En 2020, renuncié a mi trabajo en plena pandemia con $200 en la bolsa y sin un plan claro.
Solo tenía miedo, fe… y las ganas de no volver a sentirme así.
Trabajaba como Gerente de Marca en una agencia de publicidad. Desde afuera, todo se veía bien. Pero por dentro, cargaba con el peso del agotamiento, la falta de reconocimiento y una presión que poco a poco me fue apagando. La ansiedad y la depresión llegaron sin avisar, y fue entonces cuando tomé la decisión más difícil y más valiente de mi vida: renunciar. Sin red de seguridad. Sin respaldo. En medio de una crisis mundial.
Se sintió como saltar al vacío sin saber si habría un trampolín al fondo.
Con ese dinero compré ropa en una tienda americana para revenderla desde mi cochera y por Facebook. También me compré un teléfono Hyundai — porque ni eso tenía propio. Ese celular hoy está enmarcado en mi escritorio. Es mi recordatorio de dónde empecé.

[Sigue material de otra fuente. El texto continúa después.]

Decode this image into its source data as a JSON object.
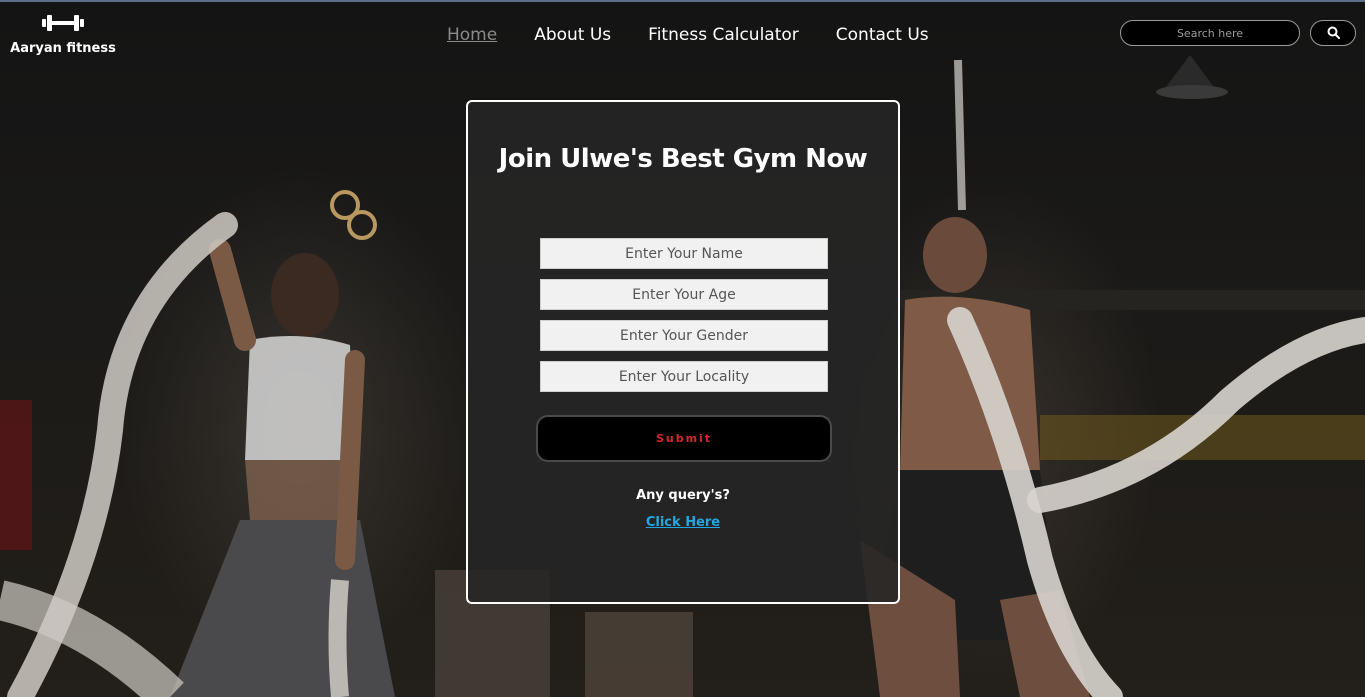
{
  "header": {
    "logo_text": "Aaryan fitness",
    "logo_icon": "dumbbell-icon",
    "nav": [
      {
        "label": "Home",
        "active": true
      },
      {
        "label": "About Us",
        "active": false
      },
      {
        "label": "Fitness Calculator",
        "active": false
      },
      {
        "label": "Contact Us",
        "active": false
      }
    ],
    "search": {
      "placeholder": "Search here",
      "icon": "search-icon"
    }
  },
  "form": {
    "title": "Join Ulwe's Best Gym Now",
    "fields": [
      {
        "placeholder": "Enter Your Name",
        "value": ""
      },
      {
        "placeholder": "Enter Your Age",
        "value": ""
      },
      {
        "placeholder": "Enter Your Gender",
        "value": ""
      },
      {
        "placeholder": "Enter Your Locality",
        "value": ""
      }
    ],
    "submit_label": "Submit",
    "query_text": "Any query's?",
    "query_link": "Click Here"
  },
  "colors": {
    "accent_link": "#22a7e0",
    "submit_text": "#d9252b",
    "card_border": "#ffffff"
  }
}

Luego me pregunté: ¿Quién me va a contratar en este momento, si las empresas están despidiendo?
La respuesta fue simple: nadie.
Y entonces pasó
Sé que no llegué hasta aquí sola. Dios ha sido mi mejor socio y mi mejor coach, y ha puesto en mi camino a cada clienta exactamente cuando la necesitaba — y cuando ella me necesitaba a mí.
Y te voy a contar algo que pocas veces se dice: Cuando mi negocio generó su primer sold out, también tuve miedo.

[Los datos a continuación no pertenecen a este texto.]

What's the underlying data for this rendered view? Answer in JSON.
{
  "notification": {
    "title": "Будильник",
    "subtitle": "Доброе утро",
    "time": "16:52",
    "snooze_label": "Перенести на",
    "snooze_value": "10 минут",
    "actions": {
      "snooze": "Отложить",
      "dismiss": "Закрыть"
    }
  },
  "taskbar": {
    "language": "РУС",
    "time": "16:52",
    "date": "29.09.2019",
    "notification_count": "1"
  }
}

Cuando pasé de $0 a $1,000 dólares fue una locura — sobre todo porque ese ingreso lo había creado yo. Nadie más. Y en ese momento entendí algo que cambió todo: el reto no era solo crear un ingreso. No era solo vender. Era sostenerlo.

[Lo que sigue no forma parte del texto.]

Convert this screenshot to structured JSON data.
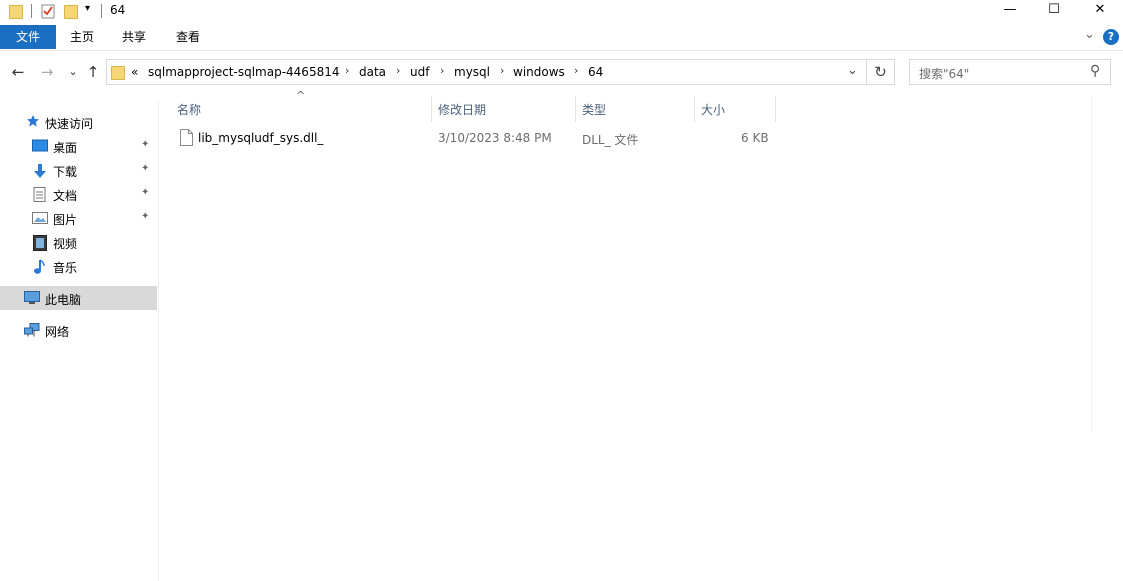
{
  "window": {
    "title": "64",
    "minimize_glyph": "—",
    "maximize_glyph": "☐",
    "close_glyph": "✕"
  },
  "ribbon": {
    "tabs": [
      {
        "label": "文件"
      },
      {
        "label": "主页"
      },
      {
        "label": "共享"
      },
      {
        "label": "查看"
      }
    ],
    "expand_glyph": "⌄",
    "help_glyph": "?"
  },
  "address": {
    "overflow": "«",
    "crumbs": [
      "sqlmapproject-sqlmap-4465814",
      "data",
      "udf",
      "mysql",
      "windows",
      "64"
    ],
    "separator": "›",
    "dropdown_glyph": "⌄",
    "refresh_glyph": "↻"
  },
  "nav_buttons": {
    "back": "←",
    "forward": "→",
    "recent": "⌄",
    "up": "↑"
  },
  "search": {
    "placeholder": "搜索\"64\"",
    "icon_glyph": "⚲"
  },
  "sidebar": {
    "quick_access": "快速访问",
    "items": [
      {
        "label": "桌面",
        "icon": "desktop-icon",
        "pinned": true
      },
      {
        "label": "下载",
        "icon": "download-icon",
        "pinned": true
      },
      {
        "label": "文档",
        "icon": "document-icon",
        "pinned": true
      },
      {
        "label": "图片",
        "icon": "pictures-icon",
        "pinned": true
      },
      {
        "label": "视频",
        "icon": "video-icon",
        "pinned": false
      },
      {
        "label": "音乐",
        "icon": "music-icon",
        "pinned": false
      }
    ],
    "this_pc": "此电脑",
    "network": "网络",
    "pin_glyph": "📌"
  },
  "columns": {
    "sort_glyph": "^",
    "name": "名称",
    "date": "修改日期",
    "type": "类型",
    "size": "大小"
  },
  "files": [
    {
      "name": "lib_mysqludf_sys.dll_",
      "modified": "3/10/2023 8:48 PM",
      "type": "DLL_ 文件",
      "size": "6 KB"
    }
  ],
  "colors": {
    "accent": "#1a6fc2",
    "selected_nav": "#d9d9d9",
    "folder": "#f6d676"
  }
}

Y para sostenerlo, necesitaba un nuevo nivel de consciencia.
Porque mientras mis números subían, seguían apareciendo las dudas. Me daba pena cobrar más. Sentía miedo al rechazo. No quería ser tan visible. Pensaba demasiado y accionaba poco. En el fondo, dudaba de mi propio valor y de lo que aportaba.
Y fue ahí donde entendí que no era falta de estrategia. Era falta de creérmela.
Cuando cambié mi pensamiento, cambió mi realidad.
Por eso hoy mis programas integran las tres cosas que realmente transforman un negocio: estrategia de marketing, ventas y mentalidad. Porque con solo una das un paso pero cuando las tres se fusionan avanzas, evolucionas y creces no solo como profesional sino como persona.
Hoy me levanto todos los días con ganas de comerme el mundo. Me siento bendecida, plena, feliz — y con el propósito de poner mi conocimiento al servicio de mujeres como tú.
Y eso es exactamente lo que quiero para ti.
Quiero que te sientas orgullosa de ti misma. Que te sientas plena. Que puedas pasar más tiempo con tus hijos. Que dejes de sobrevivir y empieces a vivir.
Porque tú no naciste para conformarte — naciste para construir tu imperio. 👑
Yo lo logré. Tú también puedes. Y juntas, lo vamos a hacer.